The agony of being connected to everything in the Universe
What is to give light must endure burning. -Victor Frankl
Many of us have set out on the path of enlightenment. We long for a release of selfhood in some kind of mystical union with all things. But that moment of epiphany-when we finally see the whole pattern and sense our place in the cosmic web-can be a crushing experience from which we never fully recover.
Compassion hurts. When you feel connected to everything, you also feel responsible for everything. You can not turn away. Your destiny is bound to the destinies of others. You must either learn to carry the Universe or be crushed by it. You must grow strong enough to love the world, yet empty enough to sit down at the same table with its worst horrors.
To seek enlightenment is to seek annihilation, rebirth, and the taking up of burdens. You must come prepared to touch and be touched by each and every thing in heaven and hell.
I am One with the Universe and it hurts.

The Underminer said...

I thought this was powerful
from a sermon by
J. Mary Luti, a freelance writer, former associate dean at Andover Newton Theological School.
Christian Century, Oct 7, 1998 by J. Mary Luti


In an age of self-referent individualism, it's not often that we get a chance to enter the evocative amplitude of a communal sensibility, that time-confounding solidarity our biblical ancestors presupposed.

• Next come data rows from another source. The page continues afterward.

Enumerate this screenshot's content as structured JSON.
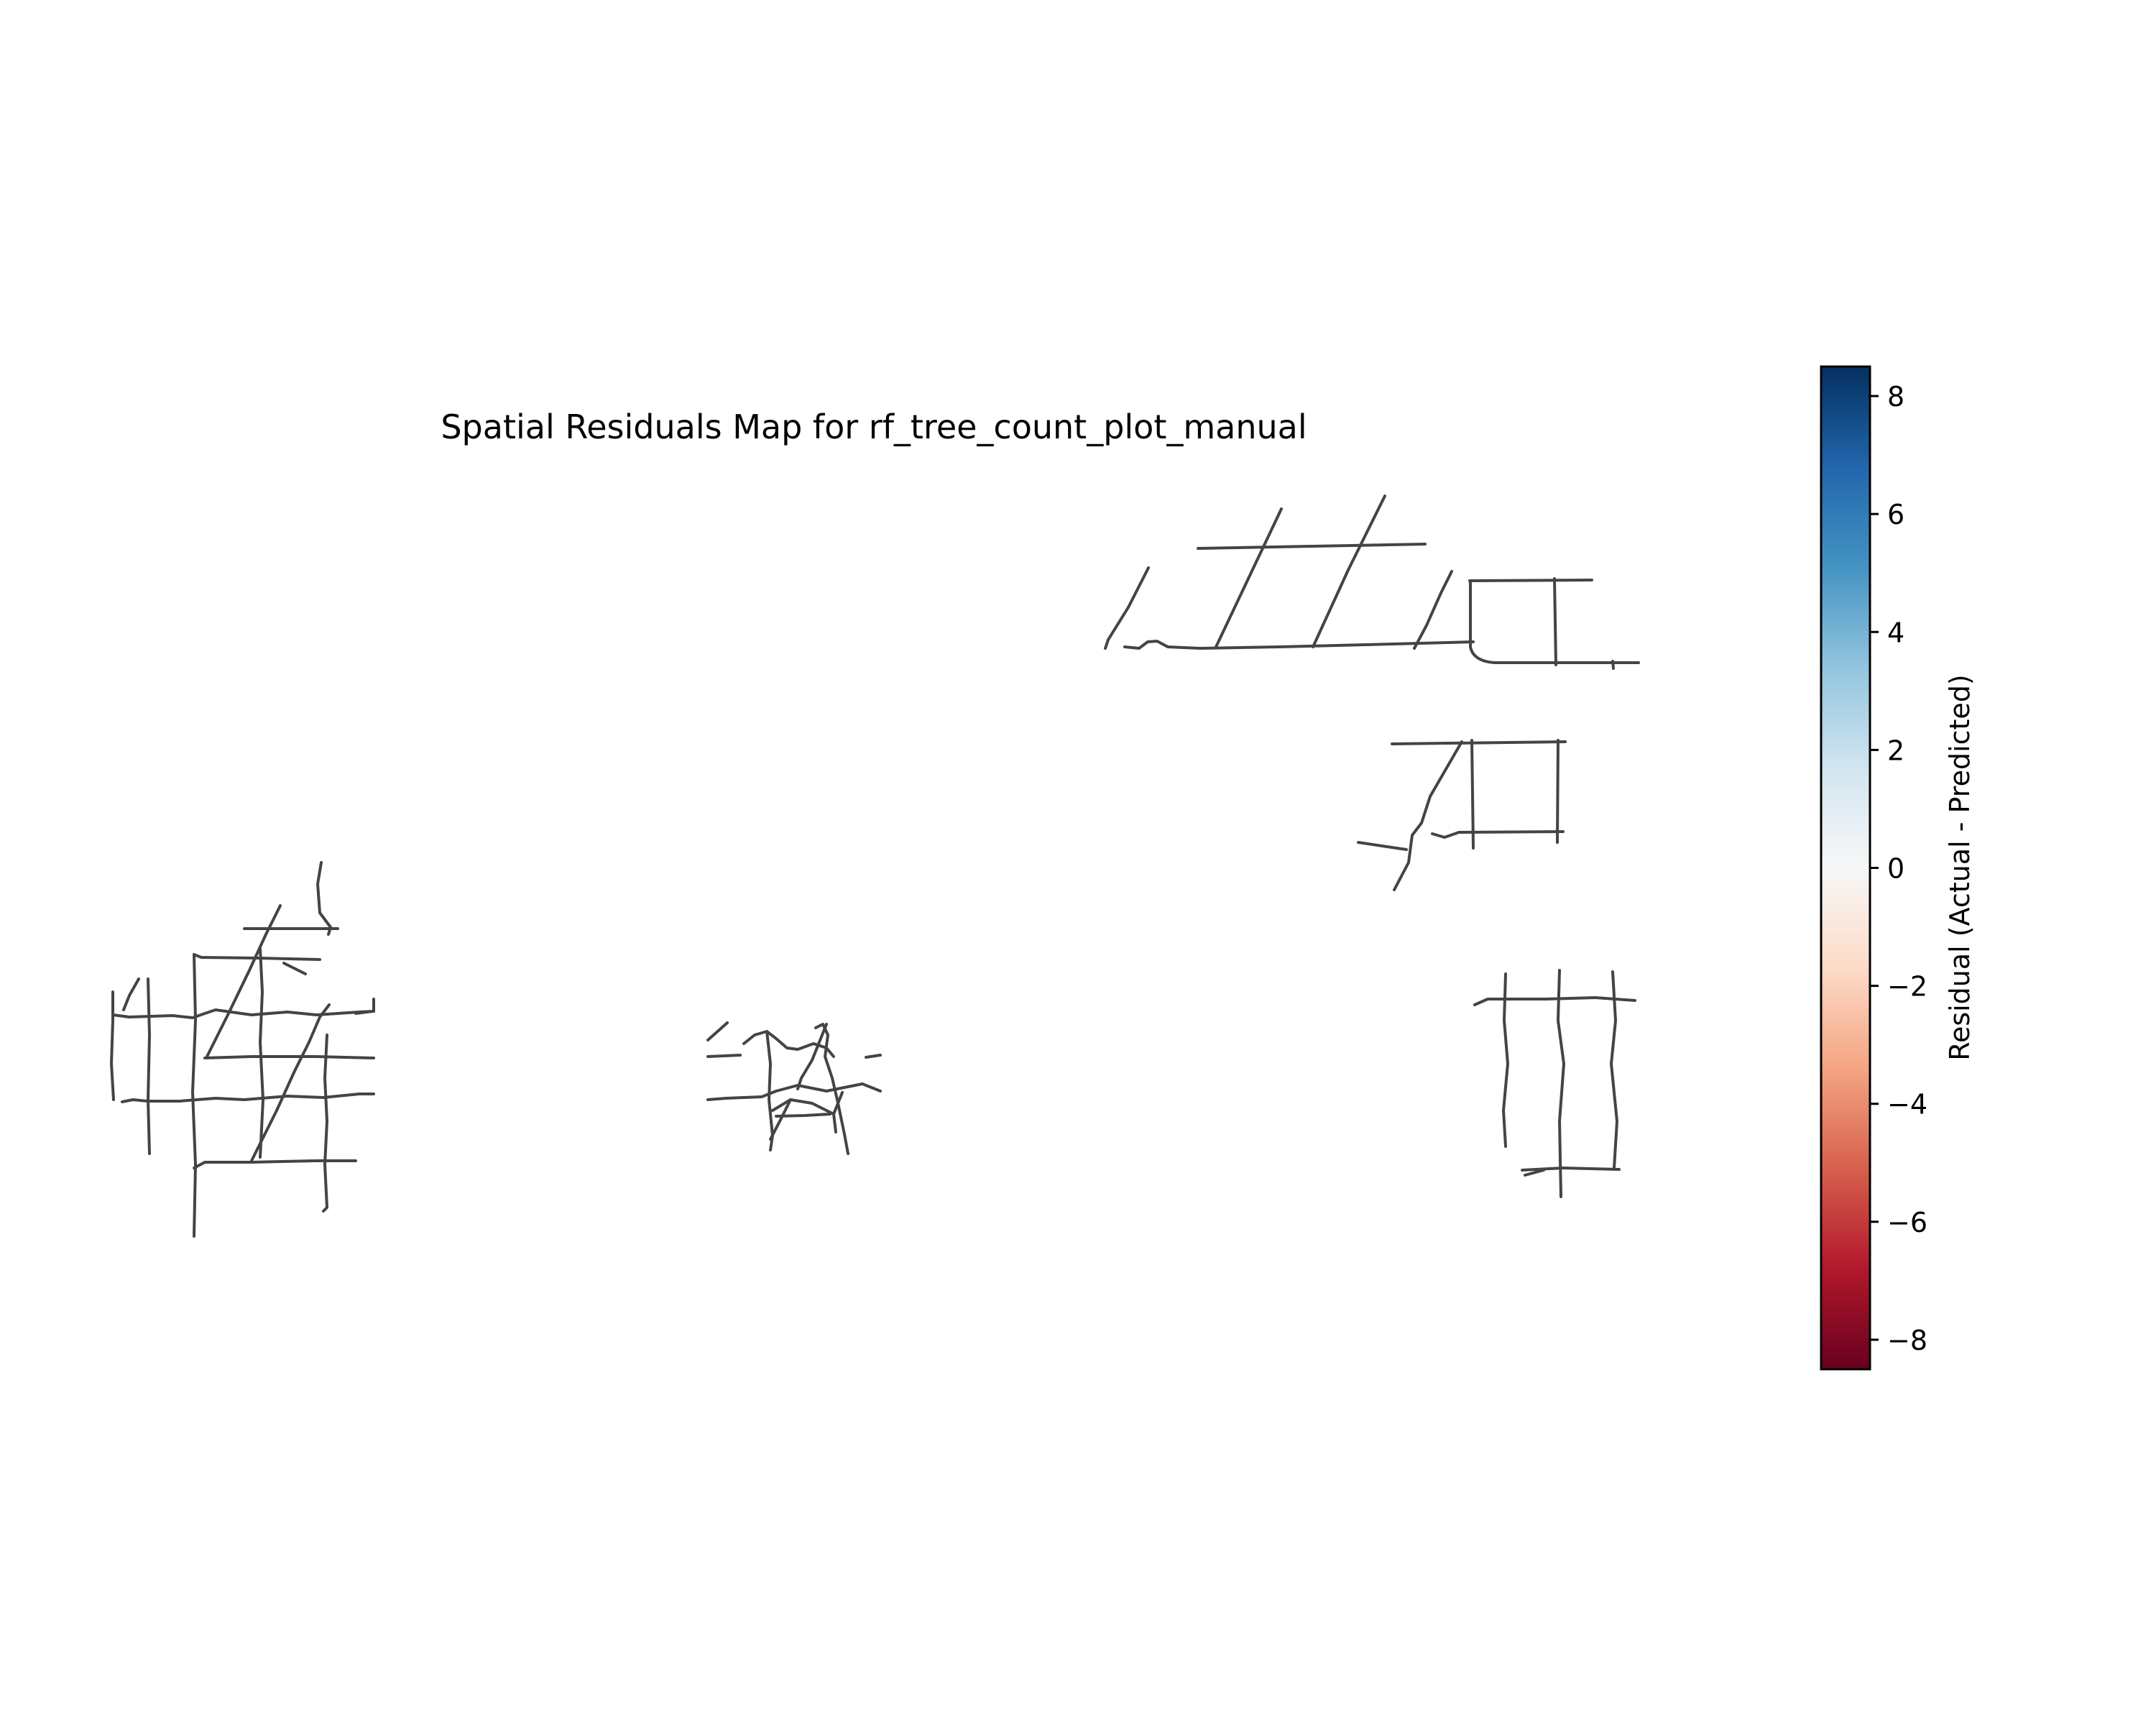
{
  "title": "Spatial Residuals Map for rf_tree_count_plot_manual",
  "colorbar": {
    "label": "Residual (Actual - Predicted)",
    "colormap": "RdBu",
    "range": [
      -8.5,
      8.5
    ],
    "ticks": [
      {
        "value": 8,
        "label": "8"
      },
      {
        "value": 6,
        "label": "6"
      },
      {
        "value": 4,
        "label": "4"
      },
      {
        "value": 2,
        "label": "2"
      },
      {
        "value": 0,
        "label": "0"
      },
      {
        "value": -2,
        "label": "−2"
      },
      {
        "value": -4,
        "label": "−4"
      },
      {
        "value": -6,
        "label": "−6"
      },
      {
        "value": -8,
        "label": "−8"
      }
    ],
    "gradient_colors": [
      "#67001f",
      "#b2182b",
      "#d6604d",
      "#f4a582",
      "#fddbc7",
      "#f7f7f7",
      "#d1e5f0",
      "#92c5de",
      "#4393c3",
      "#2166ac",
      "#053061"
    ]
  },
  "road_color": "#444444"
}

A friend of mine who teaches world cultures in junior high recently did. His class was studying ways in which personal, familial & communal memories create identity & belonging. In one exercise, he asked students to share their earliest recollection. The answers came as you might expect--my dog, riding a pony, my mom, the cottage at the lake. But then it was the Jewish kid's turn. Without pausing, Mark Shapiro said, "Abraham." Angels descending sucked air from the room. Had 12 other kids not been yelling, "Abraham who?," the teacher would have cast himself in terror to the floor. As it was, he hardly breathed. Who knew little Mark was part of a people?